Tuesday, 7 May 2024

Jail for company director linked to investors who lost more than $700,000

SINGAPORE – A Singaporean director of two companies ran a “fly by night” operation in which 29 people invested more than $1 million in a pool to buy properties in the United States.

Doris Tan Stephenson, who used to be known as Clara Tan Lisin, made the investment decisions alone and there was no indication whether she met the minimum competency requirements, a district court heard on Thursday (May 30).

The investors later lost more than $700,000, said Deputy Public Prosecutor Magdalene Huang.

The investment scheme, known as the Capital Multiplying System (CapMS), was conceptualised in 2013 by Tan, director of the Singapore-based CTL Group and CTL Global, which was incorporated in the United States.

Later that year, CTL Group marketed the scheme offered by CTL Global to at least 29 investors in Singapore.

Tan, 43, was sentenced to 12 weeks’ jail after pleading guilty to nine counts of offering the investment scheme without authorisation from the Monetary Authority of Singapore (MAS). She also pleaded guilty to nine counts of offering the scheme without a prospectus.

The case involved the first prosecution of such offences, said DPP Nicholas Khoo

Tan also admitted to a single charge of running a business dealing with securities without a capital markets services licence from the MAS.

DPP Huang said that as part of the CapMS scheme, the investors’ monies were pooled together to buy a group of properties in the US.

Profits would be generated by authorising CTL Global to perform tasks such as acquiring, selling and leasing these properties to tenants.

The investors, however, failed to receive their promised returns and 10 police reports were filed against CTL Group here. Singapore’s Commercial Affairs Department started its investigation against Tan and her two firms in December 2017.

On Thursday, defence lawyer Jonathan Cho told District Judge Ng Peng Hong: “My client herself had sustained quite a significant loss, losing $3 million of her own.”

He also said she had been betrayed by the people she trusted and one of the alleged parties was her attorney in the US, Mr Scott C. Cole.

Mr Cho added: “Even the most unlikely person – her US attorney – committed fraud behind her back by embezzling all her company’s money and disappeared. All he left our client with was a huge burden to bear, and problems that were not even caused by her to begin with.

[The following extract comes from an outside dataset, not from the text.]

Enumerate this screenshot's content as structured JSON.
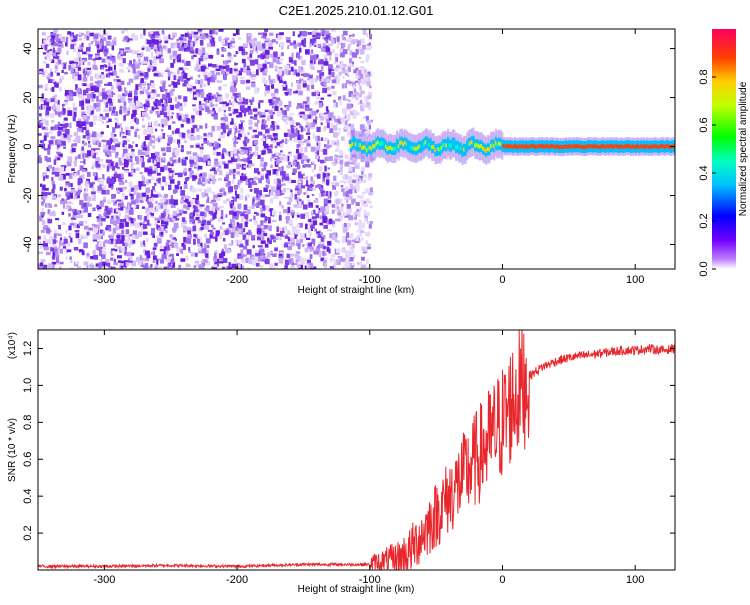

“Besides this, some time in November 2013, our client had also found out that her project manager with CTL Global, one Phillip Moore, had been embezzling renovation funds. He would submit bogus claims for the company to pay various renovation vendors, when in fact no renovation works were ever carried out.”

Pleading for not more than six weeks’ jail, Mr Cho said Tan had been too trusting and had “fallen prey to dishonest and opportunistic middlemen”.

The court heard that there is now a civil suit in the US between Tan and the law firm allegedly linked to money which had been embezzled.